SEC and CFTC funding. The appropriations portion of the bill funds the SEC for FY21 at $1.895 billion. Of the funds available to the SEC, $16.3 million are earmarked for the agency’s inspector general. Two other provisions would account for replacement leases for the SEC’s Washington, D.C. and San Francisco Regional offices ($18.7 million and $12.7 million, respectively). The CFTC will receive $304 million in FY21 appropriations, of which $3.6 million is set aside for the agency’s inspector general.
Small issuer research. The appropriations bill also includes a provision requiring the SEC to study the availability of research on small issuers. The provision tracks the Improving Investment Research for Small and Emerging Issuers Act (H.R. 2919), sponsored by Rep. Bill Huizenga (R-Mich), which passed the House by voice vote in July 2019. The study would include emerging growth companies and companies mulling initial public offerings.

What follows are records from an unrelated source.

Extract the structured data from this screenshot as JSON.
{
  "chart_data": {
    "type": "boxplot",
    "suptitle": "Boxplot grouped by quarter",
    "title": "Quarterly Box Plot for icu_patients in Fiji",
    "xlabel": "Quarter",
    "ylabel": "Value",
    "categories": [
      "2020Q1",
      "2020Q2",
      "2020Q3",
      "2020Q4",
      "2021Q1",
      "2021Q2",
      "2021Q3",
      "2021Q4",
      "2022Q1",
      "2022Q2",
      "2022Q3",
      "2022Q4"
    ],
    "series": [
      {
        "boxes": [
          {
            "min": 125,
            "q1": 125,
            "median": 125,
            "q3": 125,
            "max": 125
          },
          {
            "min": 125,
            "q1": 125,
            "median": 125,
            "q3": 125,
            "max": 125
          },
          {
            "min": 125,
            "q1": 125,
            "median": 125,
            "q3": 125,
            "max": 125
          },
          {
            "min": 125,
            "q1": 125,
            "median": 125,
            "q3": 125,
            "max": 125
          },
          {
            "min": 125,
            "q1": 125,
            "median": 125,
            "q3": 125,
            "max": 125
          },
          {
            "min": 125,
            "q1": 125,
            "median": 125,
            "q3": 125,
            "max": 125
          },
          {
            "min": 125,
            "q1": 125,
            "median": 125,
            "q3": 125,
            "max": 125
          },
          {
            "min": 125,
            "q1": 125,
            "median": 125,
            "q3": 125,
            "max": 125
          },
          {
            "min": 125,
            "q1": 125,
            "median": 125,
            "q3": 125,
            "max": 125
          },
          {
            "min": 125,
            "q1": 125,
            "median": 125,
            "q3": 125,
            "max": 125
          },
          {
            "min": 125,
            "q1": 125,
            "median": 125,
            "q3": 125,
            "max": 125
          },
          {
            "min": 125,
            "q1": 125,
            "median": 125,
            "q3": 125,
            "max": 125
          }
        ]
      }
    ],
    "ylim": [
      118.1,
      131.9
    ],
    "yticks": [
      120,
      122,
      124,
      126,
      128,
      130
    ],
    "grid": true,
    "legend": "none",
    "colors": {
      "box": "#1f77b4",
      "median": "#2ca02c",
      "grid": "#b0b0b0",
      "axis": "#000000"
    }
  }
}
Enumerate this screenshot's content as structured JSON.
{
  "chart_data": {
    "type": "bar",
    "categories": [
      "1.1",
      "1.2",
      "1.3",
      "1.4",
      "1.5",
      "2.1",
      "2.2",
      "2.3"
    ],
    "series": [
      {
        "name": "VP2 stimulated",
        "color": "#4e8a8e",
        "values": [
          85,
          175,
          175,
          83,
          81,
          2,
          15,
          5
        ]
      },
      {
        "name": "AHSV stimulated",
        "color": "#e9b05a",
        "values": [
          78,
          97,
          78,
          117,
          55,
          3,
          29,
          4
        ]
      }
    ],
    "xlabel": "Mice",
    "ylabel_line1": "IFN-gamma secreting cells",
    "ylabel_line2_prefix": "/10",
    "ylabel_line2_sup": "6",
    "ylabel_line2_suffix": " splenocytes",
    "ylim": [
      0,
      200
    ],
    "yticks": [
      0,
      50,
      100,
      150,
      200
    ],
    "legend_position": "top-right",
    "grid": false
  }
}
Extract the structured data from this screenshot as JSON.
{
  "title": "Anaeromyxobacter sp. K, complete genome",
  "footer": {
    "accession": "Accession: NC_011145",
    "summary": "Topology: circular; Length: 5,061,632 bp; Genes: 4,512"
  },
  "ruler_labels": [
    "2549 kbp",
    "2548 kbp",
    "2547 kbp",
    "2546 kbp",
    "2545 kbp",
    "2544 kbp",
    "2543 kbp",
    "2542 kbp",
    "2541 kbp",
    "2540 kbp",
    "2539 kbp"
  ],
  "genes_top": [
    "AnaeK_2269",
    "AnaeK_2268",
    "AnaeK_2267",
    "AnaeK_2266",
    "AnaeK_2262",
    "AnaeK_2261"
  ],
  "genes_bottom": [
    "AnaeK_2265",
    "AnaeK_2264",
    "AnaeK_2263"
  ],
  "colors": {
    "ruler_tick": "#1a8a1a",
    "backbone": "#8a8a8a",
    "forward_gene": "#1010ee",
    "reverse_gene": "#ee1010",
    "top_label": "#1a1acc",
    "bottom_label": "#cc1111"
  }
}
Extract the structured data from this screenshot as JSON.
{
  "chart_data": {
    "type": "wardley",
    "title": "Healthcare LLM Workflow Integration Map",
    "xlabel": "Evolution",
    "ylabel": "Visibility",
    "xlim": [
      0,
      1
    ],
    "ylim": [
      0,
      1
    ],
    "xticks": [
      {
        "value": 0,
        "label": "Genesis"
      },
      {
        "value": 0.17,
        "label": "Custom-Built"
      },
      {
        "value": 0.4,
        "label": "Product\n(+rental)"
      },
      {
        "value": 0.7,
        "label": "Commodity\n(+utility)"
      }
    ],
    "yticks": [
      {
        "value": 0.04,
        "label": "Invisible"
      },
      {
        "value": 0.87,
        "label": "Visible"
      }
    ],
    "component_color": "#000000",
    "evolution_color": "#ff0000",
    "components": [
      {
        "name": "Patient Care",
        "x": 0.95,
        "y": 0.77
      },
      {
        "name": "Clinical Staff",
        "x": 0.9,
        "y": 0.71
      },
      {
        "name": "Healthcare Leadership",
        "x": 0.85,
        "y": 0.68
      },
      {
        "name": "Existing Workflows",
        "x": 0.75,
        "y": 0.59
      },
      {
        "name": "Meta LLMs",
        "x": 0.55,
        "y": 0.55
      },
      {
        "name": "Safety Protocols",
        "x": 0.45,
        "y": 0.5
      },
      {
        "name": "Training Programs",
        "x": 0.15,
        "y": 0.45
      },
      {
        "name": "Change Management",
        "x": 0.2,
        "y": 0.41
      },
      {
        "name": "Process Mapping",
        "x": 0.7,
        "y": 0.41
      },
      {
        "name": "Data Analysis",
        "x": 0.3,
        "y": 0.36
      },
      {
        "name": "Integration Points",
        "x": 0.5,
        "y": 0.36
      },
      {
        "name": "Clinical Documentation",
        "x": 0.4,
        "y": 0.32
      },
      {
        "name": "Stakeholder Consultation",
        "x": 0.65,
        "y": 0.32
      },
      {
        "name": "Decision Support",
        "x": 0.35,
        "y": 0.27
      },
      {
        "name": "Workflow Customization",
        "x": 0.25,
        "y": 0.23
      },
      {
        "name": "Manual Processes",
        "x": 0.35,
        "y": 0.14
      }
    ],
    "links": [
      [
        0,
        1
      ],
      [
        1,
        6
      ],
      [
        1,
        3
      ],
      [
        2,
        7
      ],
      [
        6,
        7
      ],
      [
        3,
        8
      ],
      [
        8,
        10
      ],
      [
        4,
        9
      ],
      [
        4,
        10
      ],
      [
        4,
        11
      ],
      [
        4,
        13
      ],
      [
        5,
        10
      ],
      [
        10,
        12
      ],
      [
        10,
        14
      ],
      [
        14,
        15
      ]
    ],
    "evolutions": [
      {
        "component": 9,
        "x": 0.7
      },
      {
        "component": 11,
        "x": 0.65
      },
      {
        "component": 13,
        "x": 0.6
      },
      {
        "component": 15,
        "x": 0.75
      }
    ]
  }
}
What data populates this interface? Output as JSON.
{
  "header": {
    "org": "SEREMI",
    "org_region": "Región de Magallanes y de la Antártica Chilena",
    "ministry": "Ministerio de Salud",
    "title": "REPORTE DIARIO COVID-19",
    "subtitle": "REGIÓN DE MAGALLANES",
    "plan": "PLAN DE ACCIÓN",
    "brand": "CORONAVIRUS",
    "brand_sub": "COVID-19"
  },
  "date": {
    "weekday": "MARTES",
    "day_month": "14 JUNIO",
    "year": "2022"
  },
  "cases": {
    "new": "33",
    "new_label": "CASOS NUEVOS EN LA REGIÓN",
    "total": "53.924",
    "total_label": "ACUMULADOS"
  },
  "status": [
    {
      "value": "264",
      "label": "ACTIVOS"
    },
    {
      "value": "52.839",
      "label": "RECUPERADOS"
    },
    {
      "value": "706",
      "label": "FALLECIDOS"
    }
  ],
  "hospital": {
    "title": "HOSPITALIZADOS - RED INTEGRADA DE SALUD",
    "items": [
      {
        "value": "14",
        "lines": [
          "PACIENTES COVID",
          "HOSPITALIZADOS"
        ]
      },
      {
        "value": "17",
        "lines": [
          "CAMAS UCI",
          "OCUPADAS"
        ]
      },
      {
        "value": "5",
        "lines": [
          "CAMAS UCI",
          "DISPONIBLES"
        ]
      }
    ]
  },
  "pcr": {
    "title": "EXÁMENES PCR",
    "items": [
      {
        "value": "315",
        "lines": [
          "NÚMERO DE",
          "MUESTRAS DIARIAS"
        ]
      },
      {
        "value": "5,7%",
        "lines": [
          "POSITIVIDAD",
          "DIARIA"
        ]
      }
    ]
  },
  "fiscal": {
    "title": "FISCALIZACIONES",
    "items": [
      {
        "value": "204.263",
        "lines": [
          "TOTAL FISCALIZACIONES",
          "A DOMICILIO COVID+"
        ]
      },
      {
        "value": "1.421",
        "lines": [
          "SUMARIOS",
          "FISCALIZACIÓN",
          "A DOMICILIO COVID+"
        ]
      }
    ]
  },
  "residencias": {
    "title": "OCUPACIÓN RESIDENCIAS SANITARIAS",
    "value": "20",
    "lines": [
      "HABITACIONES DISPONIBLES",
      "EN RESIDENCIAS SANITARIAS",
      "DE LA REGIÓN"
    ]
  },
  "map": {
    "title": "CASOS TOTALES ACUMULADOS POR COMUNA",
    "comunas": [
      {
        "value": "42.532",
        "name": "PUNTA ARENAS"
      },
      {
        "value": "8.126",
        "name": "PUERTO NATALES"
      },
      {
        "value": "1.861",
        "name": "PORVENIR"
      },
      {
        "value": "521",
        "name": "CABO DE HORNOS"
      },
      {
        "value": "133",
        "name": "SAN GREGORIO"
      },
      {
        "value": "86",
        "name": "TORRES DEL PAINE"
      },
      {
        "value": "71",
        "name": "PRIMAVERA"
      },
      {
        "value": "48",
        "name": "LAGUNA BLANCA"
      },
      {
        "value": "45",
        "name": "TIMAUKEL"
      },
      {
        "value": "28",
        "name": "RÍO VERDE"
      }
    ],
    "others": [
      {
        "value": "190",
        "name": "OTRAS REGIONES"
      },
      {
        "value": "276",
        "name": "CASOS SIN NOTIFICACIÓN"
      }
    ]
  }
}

Specifically, the bill requires the SEC to examine: (1) demand for research; (2) availability of research; (3) conflicts of interest; (4) costs of research; (5) payment mechanisms; (6) the unique concerns of minority-, women-, and veteran-owned small issuers; and (7) a variety of other factors, including the concentration/consolidation of investment advisers, SEC rules, and overseas regulations such as the MiFID II.
Diversified company thresholds. The appropriations bill further contains a provision requiring the SEC to study the effects of the 10 percent threshold limit on diversified companies under Investment Company Act Section 5(b)(1). The provision tracks the Expanding Investment in Small Businesses Act of 2019 (H.R. 3050), sponsored by Rep. Bryan Steil (R-Wis), which passed the House 417-2 in July 2019.
The provision mandates an SEC study in which the agency must consider: (1) the size and number of diversified companies now subject to the limit; (2) how investment preferences have changed over time; (3) the impact of a changed threshold on EGCs and small companies; and (4) liquidity risk.
No political donation rules. As has been Congressional practice for several years, the FY21 appropriations bill also includes the now familiar ban on the SEC finalizing rules that would require public companies to make disclosures about their political spending habits. House Democrats had previously sought to strip out such provisions in an earlier version the FY21 appropriations bill.
Fed lending authorities curbed. A provision in the COVID-19 portion of the COVID-19 legislation would limit the Fed’s ability to continue to run some of its lending facilities. Specifically, the provision bars the Fed from making loans under its Section 13(3) authorities if the Treasury Secretary made a loan, loan guarantee, or other investment pursuant to Section 4003(b)(4) of the Coronavirus Aid, Relief, and Economic Security (CARES) Act (H.R. 748).
Under the provision, certain loans made before December 14, 2020 would be excluded from the rollback of the Fed’s authorities. The limit on the Fed’s authority would apply on or after December 31, 2020. Similarly, the Fed, after December 31, 2020, cannot modify the terms and conditions of affected facilities, nor can it modify or restructure a loan, obligation, asset, or security held in one of the facilities. The provision, however, also makes an exception regarding the ban on new facilities in the case of the Term Asset-Backed Securities Loan Facility (TALF).
The provision limiting Fed lending facilities was inserted at the last minute by Sen. Pat Toomey (R-Pa), a possible future chair of the Senate Banking Committee if Republicans hold at least one of the Georgia senate seats subject to runoff elections in January. Compromise language later added to the legislation and contained in a separate section, however, provides assurance that the Fed’s Section 13(3) authorities as they existed before enactment of the CARES Act remain intact.